Sparse implementations - FITC approximation As expected, the FITC implementa- tion performed in some parameter settings slightly better than the straightforward subsampling. The other parameters searched, such as number of inducing points, their range and distribution did not have very large effect on the final results. The best results for all modalities were reached

by the model #19 with equidistant distribution of 5 inducing points over the whole feature space (see Tab. A.4, A.5, and A.6). It is worth mentioning, that there are models, where the training failed and predicted only one class. Therefore, we claim it is necessary to search the parameter space for the best settings for a proper deployment.

Mean and covariance functions Once more, the necessity of searching best parameters repeats and the choice of covariance function shows to be very application specific. For instance, in the case of the VO attitude, the SE and RQ kernels outperform the Matern kernels (see Tab. A.7 models #2 and #4), however, in the case of laser modalities, Matern kernel performs similarly (see Tab. A.8 and A.9). Thereby we confirm, that the smooth SE kernel with automatic relevance determination, a frequent choice among researchers, is also very viable option for our anomaly detection problem.

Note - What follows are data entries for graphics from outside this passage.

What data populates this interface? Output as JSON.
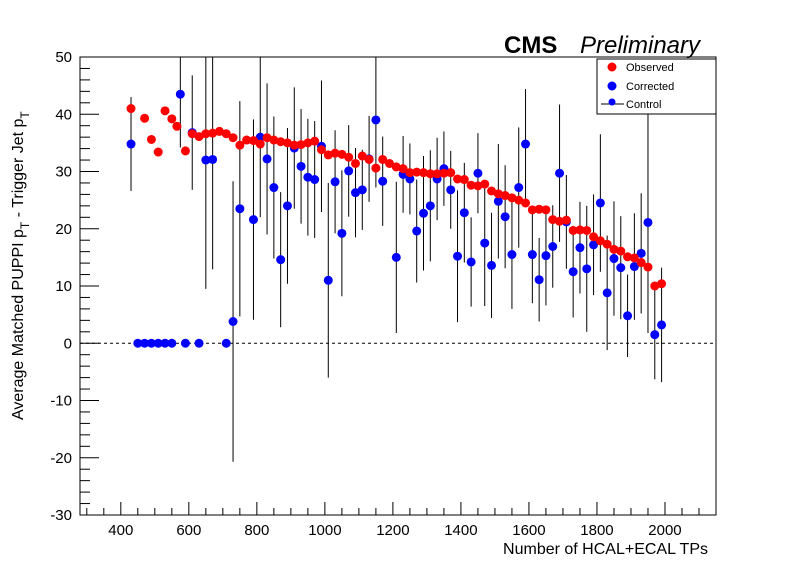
{
  "header": {
    "experiment": "CMS",
    "status": "Preliminary"
  },
  "chart_data": {
    "type": "scatter",
    "title": "",
    "xlabel": "Number of HCAL+ECAL TPs",
    "ylabel_parts": [
      "Average Matched PUPPI p",
      "T",
      " - Trigger Jet p",
      "T"
    ],
    "xlim": [
      280,
      2150
    ],
    "ylim": [
      -30,
      50
    ],
    "x_ticks": [
      400,
      600,
      800,
      1000,
      1200,
      1400,
      1600,
      1800,
      2000
    ],
    "y_ticks": [
      -30,
      -20,
      -10,
      0,
      10,
      20,
      30,
      40,
      50
    ],
    "reference_line": {
      "y": 0,
      "style": "dashed"
    },
    "legend": {
      "placement": "top-right",
      "entries": [
        "Observed",
        "Corrected",
        "Control"
      ]
    },
    "colors": {
      "Observed": "#ff0000",
      "Corrected": "#0000ff",
      "Control": "#000000"
    },
    "series": [
      {
        "name": "Observed",
        "points": [
          [
            430,
            41.0
          ],
          [
            470,
            39.3
          ],
          [
            490,
            35.6
          ],
          [
            510,
            33.4
          ],
          [
            530,
            40.6
          ],
          [
            550,
            39.2
          ],
          [
            565,
            37.9
          ],
          [
            590,
            33.6
          ],
          [
            610,
            36.6
          ],
          [
            630,
            36.1
          ],
          [
            650,
            36.6
          ],
          [
            670,
            36.7
          ],
          [
            690,
            37.0
          ],
          [
            710,
            36.6
          ],
          [
            730,
            35.9
          ],
          [
            750,
            34.6
          ],
          [
            770,
            35.5
          ],
          [
            790,
            35.4
          ],
          [
            810,
            34.8
          ],
          [
            830,
            35.9
          ],
          [
            850,
            35.5
          ],
          [
            870,
            35.2
          ],
          [
            890,
            35.0
          ],
          [
            910,
            34.6
          ],
          [
            930,
            34.7
          ],
          [
            950,
            35.0
          ],
          [
            970,
            35.3
          ],
          [
            990,
            33.8
          ],
          [
            1010,
            32.9
          ],
          [
            1030,
            33.2
          ],
          [
            1050,
            33.0
          ],
          [
            1070,
            32.5
          ],
          [
            1090,
            31.4
          ],
          [
            1110,
            32.7
          ],
          [
            1130,
            32.1
          ],
          [
            1150,
            30.6
          ],
          [
            1170,
            32.1
          ],
          [
            1190,
            31.4
          ],
          [
            1210,
            30.8
          ],
          [
            1230,
            30.5
          ],
          [
            1250,
            29.8
          ],
          [
            1270,
            29.9
          ],
          [
            1290,
            29.8
          ],
          [
            1310,
            29.6
          ],
          [
            1330,
            29.6
          ],
          [
            1350,
            29.7
          ],
          [
            1370,
            29.8
          ],
          [
            1390,
            28.7
          ],
          [
            1410,
            28.6
          ],
          [
            1430,
            27.6
          ],
          [
            1450,
            27.5
          ],
          [
            1470,
            27.8
          ],
          [
            1490,
            26.6
          ],
          [
            1510,
            26.1
          ],
          [
            1530,
            25.8
          ],
          [
            1550,
            25.4
          ],
          [
            1570,
            25.0
          ],
          [
            1590,
            24.5
          ],
          [
            1610,
            23.3
          ],
          [
            1630,
            23.4
          ],
          [
            1650,
            23.3
          ],
          [
            1670,
            21.6
          ],
          [
            1690,
            21.3
          ],
          [
            1710,
            21.5
          ],
          [
            1730,
            19.7
          ],
          [
            1750,
            19.8
          ],
          [
            1770,
            19.7
          ],
          [
            1790,
            18.6
          ],
          [
            1810,
            17.9
          ],
          [
            1830,
            17.3
          ],
          [
            1850,
            16.4
          ],
          [
            1870,
            16.1
          ],
          [
            1890,
            15.1
          ],
          [
            1910,
            14.9
          ],
          [
            1930,
            14.1
          ],
          [
            1950,
            13.3
          ],
          [
            1970,
            10.0
          ],
          [
            1990,
            10.4
          ]
        ]
      },
      {
        "name": "Corrected",
        "points": [
          [
            430,
            34.8,
            8.2
          ],
          [
            450,
            0.0,
            0
          ],
          [
            470,
            0.0,
            0
          ],
          [
            490,
            0.0,
            0
          ],
          [
            510,
            0.0,
            0
          ],
          [
            530,
            0.0,
            0
          ],
          [
            550,
            0.0,
            0
          ],
          [
            575,
            43.5,
            9.3
          ],
          [
            590,
            0.0,
            0
          ],
          [
            610,
            36.8,
            10.0
          ],
          [
            630,
            0.0,
            0
          ],
          [
            650,
            32.0,
            22.5
          ],
          [
            670,
            32.1,
            19.2
          ],
          [
            710,
            0.0,
            0
          ],
          [
            730,
            3.8,
            24.5
          ],
          [
            750,
            23.5,
            18.8
          ],
          [
            790,
            21.6,
            17.5
          ],
          [
            810,
            36.0,
            14.0
          ],
          [
            830,
            32.2,
            13.2
          ],
          [
            850,
            27.2,
            12.4
          ],
          [
            870,
            14.6,
            11.8
          ],
          [
            890,
            24.0,
            13.6
          ],
          [
            910,
            34.1,
            10.6
          ],
          [
            930,
            30.9,
            10.0
          ],
          [
            950,
            29.0,
            10.2
          ],
          [
            970,
            28.6,
            10.2
          ],
          [
            990,
            34.4,
            11.5
          ],
          [
            1010,
            11.0,
            17.0
          ],
          [
            1030,
            28.2,
            9.0
          ],
          [
            1050,
            19.2,
            11.0
          ],
          [
            1070,
            30.1,
            8.0
          ],
          [
            1090,
            26.3,
            7.8
          ],
          [
            1110,
            26.8,
            7.0
          ],
          [
            1130,
            32.2,
            7.5
          ],
          [
            1150,
            39.0,
            11.8
          ],
          [
            1170,
            28.3,
            7.8
          ],
          [
            1210,
            15.0,
            13.2
          ],
          [
            1230,
            29.5,
            6.7
          ],
          [
            1250,
            28.7,
            6.2
          ],
          [
            1270,
            19.6,
            9.0
          ],
          [
            1290,
            22.7,
            10.0
          ],
          [
            1310,
            24.0,
            9.7
          ],
          [
            1330,
            28.7,
            7.2
          ],
          [
            1350,
            30.5,
            6.5
          ],
          [
            1370,
            26.8,
            6.8
          ],
          [
            1390,
            15.2,
            11.5
          ],
          [
            1410,
            22.8,
            8.7
          ],
          [
            1430,
            14.2,
            7.8
          ],
          [
            1450,
            29.7,
            7.0
          ],
          [
            1470,
            17.5,
            11.0
          ],
          [
            1490,
            13.6,
            9.2
          ],
          [
            1510,
            24.8,
            10.0
          ],
          [
            1530,
            22.1,
            9.0
          ],
          [
            1550,
            15.5,
            9.5
          ],
          [
            1570,
            27.2,
            10.5
          ],
          [
            1590,
            34.8,
            9.6
          ],
          [
            1610,
            15.5,
            8.5
          ],
          [
            1630,
            11.1,
            7.3
          ],
          [
            1650,
            15.3,
            8.7
          ],
          [
            1670,
            16.9,
            7.2
          ],
          [
            1690,
            29.7,
            12.0
          ],
          [
            1710,
            21.2,
            8.2
          ],
          [
            1730,
            12.5,
            8.0
          ],
          [
            1750,
            16.7,
            8.0
          ],
          [
            1770,
            13.0,
            11.0
          ],
          [
            1790,
            17.2,
            8.8
          ],
          [
            1810,
            24.5,
            12.0
          ],
          [
            1830,
            8.8,
            10.0
          ],
          [
            1850,
            14.8,
            10.0
          ],
          [
            1870,
            13.2,
            9.0
          ],
          [
            1890,
            4.8,
            7.2
          ],
          [
            1910,
            13.4,
            9.3
          ],
          [
            1930,
            15.7,
            10.5
          ],
          [
            1950,
            21.1,
            19.3
          ],
          [
            1970,
            1.5,
            7.8
          ],
          [
            1990,
            3.2,
            10.0
          ]
        ]
      }
    ]
  }
}
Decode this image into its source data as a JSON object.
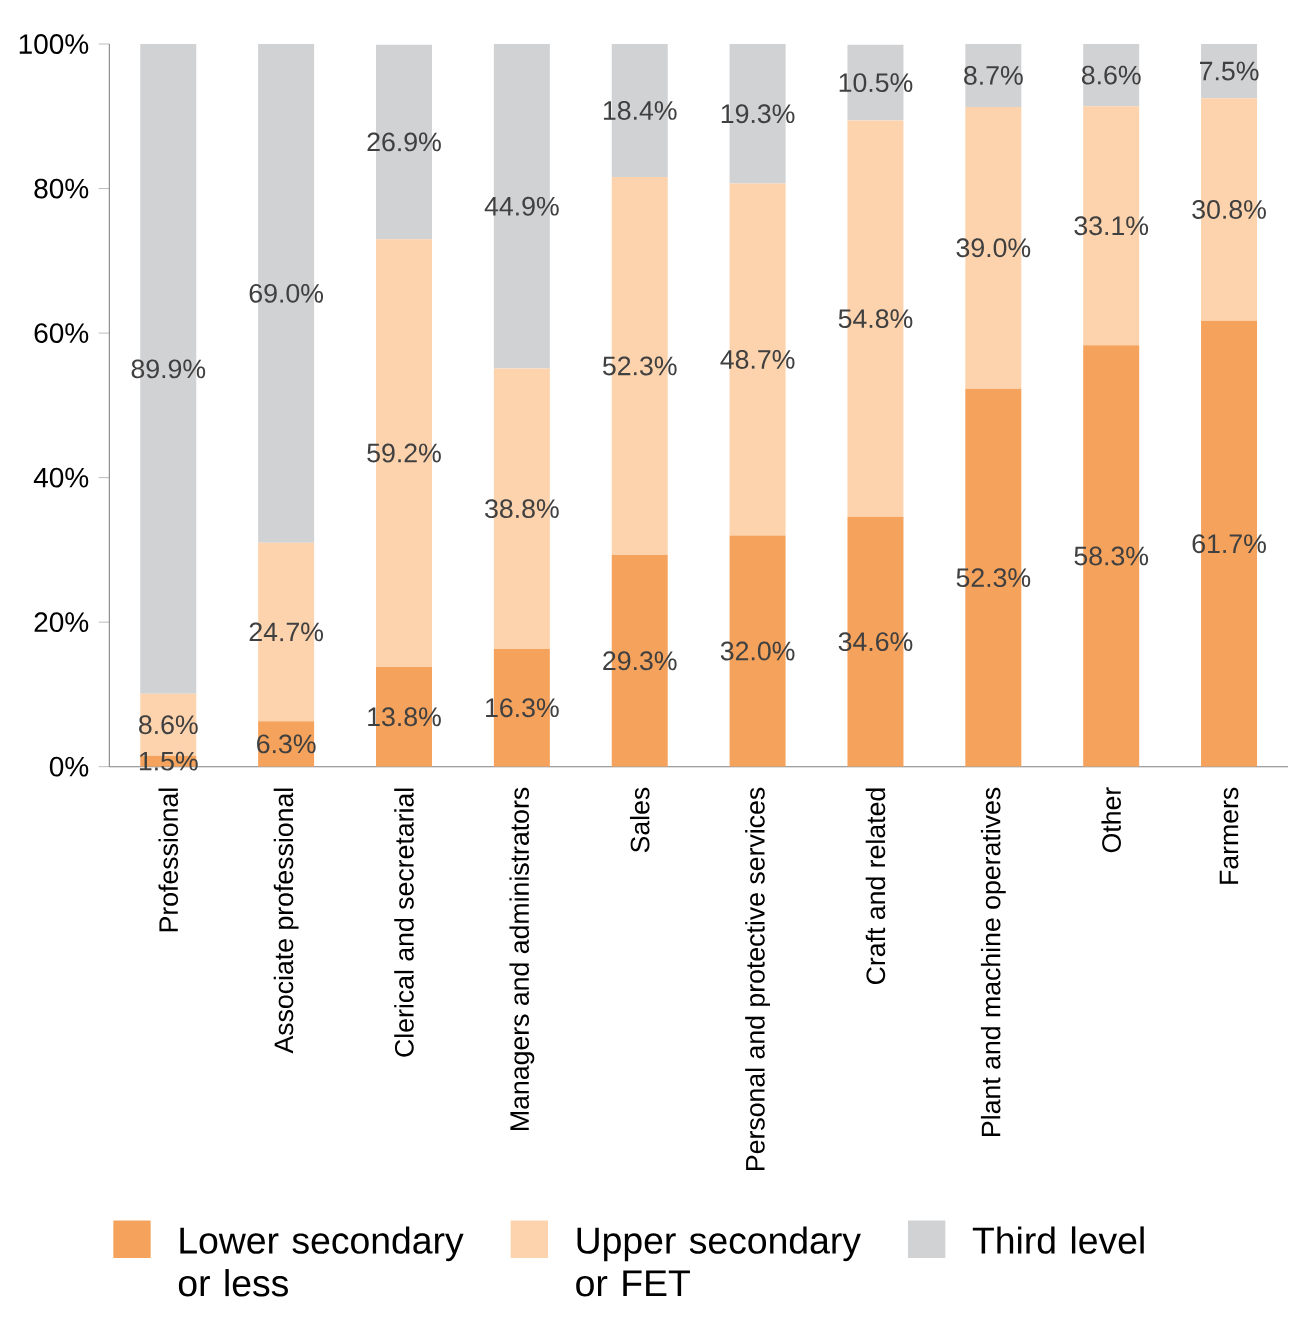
{
  "chart_data": {
    "type": "bar",
    "stacked": true,
    "categories": [
      "Professional",
      "Associate professional",
      "Clerical and secretarial",
      "Managers and administrators",
      "Sales",
      "Personal and protective services",
      "Craft and related",
      "Plant and machine operatives",
      "Other",
      "Farmers"
    ],
    "series": [
      {
        "name": "Lower secondary or less",
        "color": "#f5a35c",
        "values": [
          1.5,
          6.3,
          13.8,
          16.3,
          29.3,
          32.0,
          34.6,
          52.3,
          58.3,
          61.7
        ],
        "value_labels": [
          "1.5%",
          "6.3%",
          "13.8%",
          "16.3%",
          "29.3%",
          "32.0%",
          "34.6%",
          "52.3%",
          "58.3%",
          "61.7%"
        ]
      },
      {
        "name": "Upper secondary or FET",
        "color": "#fdd3ad",
        "values": [
          8.6,
          24.7,
          59.2,
          38.8,
          52.3,
          48.7,
          54.8,
          39.0,
          33.1,
          30.8
        ],
        "value_labels": [
          "8.6%",
          "24.7%",
          "59.2%",
          "38.8%",
          "52.3%",
          "48.7%",
          "54.8%",
          "39.0%",
          "33.1%",
          "30.8%"
        ]
      },
      {
        "name": "Third level",
        "color": "#d1d2d4",
        "values": [
          89.9,
          69.0,
          26.9,
          44.9,
          18.4,
          19.3,
          10.5,
          8.7,
          8.6,
          7.5
        ],
        "value_labels": [
          "89.9%",
          "69.0%",
          "26.9%",
          "44.9%",
          "18.4%",
          "19.3%",
          "10.5%",
          "8.7%",
          "8.6%",
          "7.5%"
        ]
      }
    ],
    "ylim": [
      0,
      100
    ],
    "yticks": [
      {
        "value": 0,
        "label": "0%"
      },
      {
        "value": 20,
        "label": "20%"
      },
      {
        "value": 40,
        "label": "40%"
      },
      {
        "value": 60,
        "label": "60%"
      },
      {
        "value": 80,
        "label": "80%"
      },
      {
        "value": 100,
        "label": "100%"
      }
    ],
    "legend": "bottom"
  }
}
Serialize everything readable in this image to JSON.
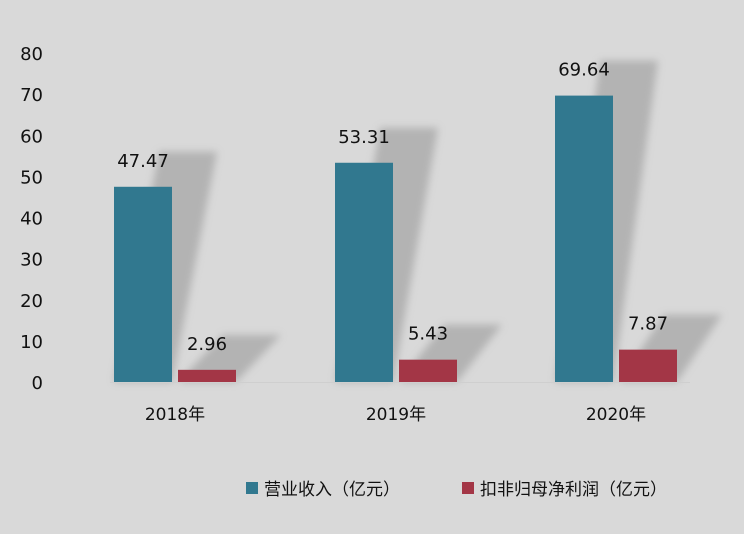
{
  "chart_data": {
    "type": "bar",
    "title": "",
    "xlabel": "",
    "ylabel": "",
    "categories": [
      "2018年",
      "2019年",
      "2020年"
    ],
    "series": [
      {
        "name": "营业收入（亿元）",
        "color": "#31788f",
        "values": [
          47.47,
          53.31,
          69.64
        ],
        "labels": [
          "47.47",
          "53.31",
          "69.64"
        ]
      },
      {
        "name": "扣非归母净利润（亿元）",
        "color": "#a33646",
        "values": [
          2.96,
          5.43,
          7.87
        ],
        "labels": [
          "2.96",
          "5.43",
          "7.87"
        ]
      }
    ],
    "ylim": [
      0,
      80
    ],
    "yticks": [
      "0",
      "10",
      "20",
      "30",
      "40",
      "50",
      "60",
      "70",
      "80"
    ],
    "grid": false,
    "legend_position": "bottom-right"
  }
}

Uncertainty of predictions Estimating uncertainty of predictions is often discussed in works implementing the GP [Santamaria-Navarro et al., 2015] [Kemmler et al., 2013]. Having the prediction as well as its uncertainty definitely helps to distinguish the cases, which are too far from the training set and have large uncertainty. Our proposed treatment of uncertain predictions (i.e., assigning too uncertain predictions to the negative class) decreased the number of FP, therefore increased precision. The threshold was always set to reflect the percentage of the maximum estimated uncertainty. Most noticeable results were observed in the case of VO modality, where the precision increased by about 70% for a threshold limit of 80% that retained 96% of valid data (model #3 in Tab. A.10). However, it was also shown, that the threshold limit is very application specific and has to be tuned to match the performance expectations. For instance setting the threshold as low as 50% can retain 91% of the VO modality data, but only 12% of the laser data, which is in no case desirable outcome. Unfortunately, when we tried to discard uncertain predictions in the best models, we obtained so far (model #19 in Tab. A.4, Tab. A.5, Tab. A.6), it resulted in lowering the precision and G-mean values, since the threshold discarded too many TP in the process. In the end, using uncertainty as other information source can be beneficial in some cases; however, we have shown, that it does not provide any other performance improvements in an already fine-tuned model.